The experiments in this proposal are aimed at uncovering adaptive changes in neuronal activity that result from chronic opioid treatment. Behaviorally it can be observed that a high degree of tolerance to and dependence on morphine develops with chronic use. It is curious that, at the cellular and biochemical level, the degree of tolerance and dependence is orders of magnitude smaller. The disparity in the observations may suggest that there are multiple mechanisms arranged in series that could account for the high level of behavioral tolerance. Another possibility is that regulation of ion conductances other than those directly affected by opioids are altered with chronic treatment and they may account for the increased level of tolerance and dependence. Opioids activate potassium channels and/or the inactive calcium channels to perturb cell excitability and function. In the continued presence of opioids, tolerance develops to these direct actions of opioids. There are, in addition, other adaptive changes in cell function and excitability not directly related to the specific ion channels gated by opioids. The regulation of those channels 'indirectly' gated by opioids is the subject of this proposal. Intracellular and whole cell recordings from neurons in the locus coeruleus and substantia gelatinosa of the spinal trigeminal nucleus will be made in brain slice preparations. With these two preparations, two opioid mediated responses will be investigated, the increase in potassium conductance and the presynaptic inhibition of glutamate release. One consistent observation made with chronic opioid treatment is an increase in the basal and stimulated level of cAMP. In this proposal, the effects of cAMP-dependent processes on transmitter release and ion conductances gated by voltage, transmitters and G- proteins will be identified and characterized. These cAMP-dependent processes will be studied after acute application (min or hours) of opioid agonists and in animals treated chronically (days) with morphine. By investigating the alteration in the regulation of ion conductances not directly affected by opioids, it may be possible to clarify the mechanisms by which the high levels of tolerance found at the behavioral level are generated.

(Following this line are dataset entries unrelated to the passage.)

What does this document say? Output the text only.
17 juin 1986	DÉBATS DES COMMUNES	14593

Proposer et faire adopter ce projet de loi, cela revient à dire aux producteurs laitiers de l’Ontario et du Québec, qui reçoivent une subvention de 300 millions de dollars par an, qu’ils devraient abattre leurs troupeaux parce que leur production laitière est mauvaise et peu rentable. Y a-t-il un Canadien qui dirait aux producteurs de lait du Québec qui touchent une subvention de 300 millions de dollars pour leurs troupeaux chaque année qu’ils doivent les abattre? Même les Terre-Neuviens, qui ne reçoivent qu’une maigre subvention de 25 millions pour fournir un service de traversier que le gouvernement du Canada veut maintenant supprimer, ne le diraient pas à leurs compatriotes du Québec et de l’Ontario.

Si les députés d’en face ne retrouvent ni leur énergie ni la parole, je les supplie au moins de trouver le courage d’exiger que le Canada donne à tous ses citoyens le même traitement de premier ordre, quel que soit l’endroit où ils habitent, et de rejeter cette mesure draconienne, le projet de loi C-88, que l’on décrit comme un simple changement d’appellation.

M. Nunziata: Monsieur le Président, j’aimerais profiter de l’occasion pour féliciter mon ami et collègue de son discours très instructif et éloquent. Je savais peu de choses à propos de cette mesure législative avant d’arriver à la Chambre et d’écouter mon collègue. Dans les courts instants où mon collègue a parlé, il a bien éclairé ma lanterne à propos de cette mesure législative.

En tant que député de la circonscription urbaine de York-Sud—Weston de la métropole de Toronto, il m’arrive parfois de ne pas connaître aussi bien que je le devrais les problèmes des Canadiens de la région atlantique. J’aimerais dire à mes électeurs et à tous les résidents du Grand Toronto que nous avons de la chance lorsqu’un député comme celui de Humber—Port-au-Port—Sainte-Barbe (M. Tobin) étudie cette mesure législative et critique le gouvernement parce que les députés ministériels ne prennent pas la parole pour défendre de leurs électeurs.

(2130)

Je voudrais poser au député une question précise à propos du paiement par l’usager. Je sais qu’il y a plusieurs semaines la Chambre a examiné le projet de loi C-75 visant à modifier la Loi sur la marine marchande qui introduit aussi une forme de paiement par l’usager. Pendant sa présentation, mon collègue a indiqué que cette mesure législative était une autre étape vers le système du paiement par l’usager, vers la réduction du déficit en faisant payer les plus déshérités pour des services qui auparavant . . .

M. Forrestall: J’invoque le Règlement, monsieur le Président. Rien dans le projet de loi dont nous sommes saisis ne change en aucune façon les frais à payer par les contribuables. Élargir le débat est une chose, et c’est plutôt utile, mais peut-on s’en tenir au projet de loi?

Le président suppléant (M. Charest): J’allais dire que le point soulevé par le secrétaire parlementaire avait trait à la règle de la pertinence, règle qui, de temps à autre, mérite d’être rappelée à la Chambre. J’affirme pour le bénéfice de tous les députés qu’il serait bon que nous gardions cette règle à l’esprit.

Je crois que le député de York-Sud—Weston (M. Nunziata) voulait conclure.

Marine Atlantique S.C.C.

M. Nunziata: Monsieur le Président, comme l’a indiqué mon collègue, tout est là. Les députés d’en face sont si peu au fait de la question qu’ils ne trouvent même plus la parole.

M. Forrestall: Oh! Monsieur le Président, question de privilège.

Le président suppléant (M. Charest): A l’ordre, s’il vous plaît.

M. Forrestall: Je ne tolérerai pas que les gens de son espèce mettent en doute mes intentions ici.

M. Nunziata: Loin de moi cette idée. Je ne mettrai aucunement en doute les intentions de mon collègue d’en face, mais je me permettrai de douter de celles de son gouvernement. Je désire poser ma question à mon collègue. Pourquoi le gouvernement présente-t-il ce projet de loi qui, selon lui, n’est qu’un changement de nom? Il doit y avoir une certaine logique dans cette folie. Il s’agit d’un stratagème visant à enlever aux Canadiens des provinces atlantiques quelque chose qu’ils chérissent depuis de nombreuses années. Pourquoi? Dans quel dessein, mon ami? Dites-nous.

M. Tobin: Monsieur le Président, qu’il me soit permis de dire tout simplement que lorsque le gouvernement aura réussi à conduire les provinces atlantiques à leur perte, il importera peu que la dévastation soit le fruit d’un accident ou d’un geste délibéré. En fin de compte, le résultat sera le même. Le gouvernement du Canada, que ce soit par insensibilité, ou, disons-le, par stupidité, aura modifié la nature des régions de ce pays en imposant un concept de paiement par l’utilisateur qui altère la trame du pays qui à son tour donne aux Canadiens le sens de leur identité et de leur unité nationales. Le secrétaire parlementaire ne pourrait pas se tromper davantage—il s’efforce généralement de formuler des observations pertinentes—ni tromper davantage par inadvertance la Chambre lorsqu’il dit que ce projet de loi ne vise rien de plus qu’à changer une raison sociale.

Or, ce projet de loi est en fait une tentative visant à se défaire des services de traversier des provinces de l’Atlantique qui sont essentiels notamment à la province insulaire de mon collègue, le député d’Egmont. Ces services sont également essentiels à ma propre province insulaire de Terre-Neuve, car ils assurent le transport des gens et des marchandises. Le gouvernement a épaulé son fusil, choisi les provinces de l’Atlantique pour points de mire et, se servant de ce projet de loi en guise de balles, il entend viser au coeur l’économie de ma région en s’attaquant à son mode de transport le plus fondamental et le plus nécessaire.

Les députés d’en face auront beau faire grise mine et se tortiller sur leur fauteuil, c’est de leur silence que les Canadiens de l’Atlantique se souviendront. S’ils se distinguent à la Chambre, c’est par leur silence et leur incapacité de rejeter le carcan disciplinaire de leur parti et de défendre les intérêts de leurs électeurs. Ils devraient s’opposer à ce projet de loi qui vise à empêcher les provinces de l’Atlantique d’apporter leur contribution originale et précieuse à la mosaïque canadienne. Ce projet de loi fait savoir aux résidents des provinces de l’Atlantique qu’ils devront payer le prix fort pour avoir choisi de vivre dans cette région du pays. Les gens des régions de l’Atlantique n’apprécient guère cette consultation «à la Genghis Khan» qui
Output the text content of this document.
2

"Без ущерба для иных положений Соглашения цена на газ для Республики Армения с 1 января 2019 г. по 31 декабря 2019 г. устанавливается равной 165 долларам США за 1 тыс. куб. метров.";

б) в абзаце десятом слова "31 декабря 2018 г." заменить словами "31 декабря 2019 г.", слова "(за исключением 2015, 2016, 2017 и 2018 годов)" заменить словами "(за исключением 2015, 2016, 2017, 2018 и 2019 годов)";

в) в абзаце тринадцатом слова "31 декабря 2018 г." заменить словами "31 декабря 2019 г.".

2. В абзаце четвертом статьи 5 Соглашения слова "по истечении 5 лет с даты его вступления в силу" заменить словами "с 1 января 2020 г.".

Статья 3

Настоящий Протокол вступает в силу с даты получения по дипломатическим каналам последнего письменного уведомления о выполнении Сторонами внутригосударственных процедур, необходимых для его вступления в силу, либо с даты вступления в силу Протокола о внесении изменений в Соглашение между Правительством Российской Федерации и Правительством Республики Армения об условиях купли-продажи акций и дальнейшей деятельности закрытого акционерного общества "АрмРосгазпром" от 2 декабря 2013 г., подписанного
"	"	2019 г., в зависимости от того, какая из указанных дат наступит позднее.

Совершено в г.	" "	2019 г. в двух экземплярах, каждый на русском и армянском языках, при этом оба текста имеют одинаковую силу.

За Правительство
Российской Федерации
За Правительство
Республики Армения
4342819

本提案中的实验旨在揭示适应性 长期阿片类药物治疗导致的神经元活动变化。 从行为上可以看出，对和 长期使用吗啡会产生依赖性。 令人好奇的是， 在细胞和生化水平上，耐受程度和 依赖性要小几个数量级。 的差距 观察结果可能表明存在多种机制 系列可以解释高水平的行为 宽容。 另一种可能性是离子电导的调节 除了直接受阿片类药物影响的因素外，其他因素也会随着慢性药物的改变而改变 治疗，它们可能是耐受性水平增加的原因 依赖性。 阿片类药物激活钾通道和/或非活性钙 干扰细胞兴奋性和功能的通道。 在持续的 阿片类药物的存在，会对这些直接作用产生耐受性 阿片类药物。 此外，细胞还存在其他适应性变化 功能和兴奋性与特定离子没有直接关系 由阿片类药物控制的通道。 对这些渠道的监管 由阿片类药物“间接”控制是该提案的主题。 来自该位点神经元的细胞内和全细胞记录 三叉神经脊核的蓝核和胶质 将在脑切片中制备。 有了这两个准备， 将研究两种阿片类药物介导的反应， 钾电导和谷氨酸的突触前抑制 发布。 对长期阿片类药物治疗进行的一项一致观察 是 cAMP 基础水平和刺激水平的增加。 在这个 提议，cAMP依赖性过程对发射机的影响 由电压、发射器和 G- 控制的释放和离子电导 蛋白质将被鉴定和表征。 这些 cAMP 依赖性 急性应用（分钟或小时）后将研究过程 阿片类激动剂和长期（数天）接受阿片类激动剂治疗的动物 吗啡。 通过研究离子调节的变化 电导不直接受阿片类药物影响，因此可能 阐明高水平耐受性的机制 行为水平被生成。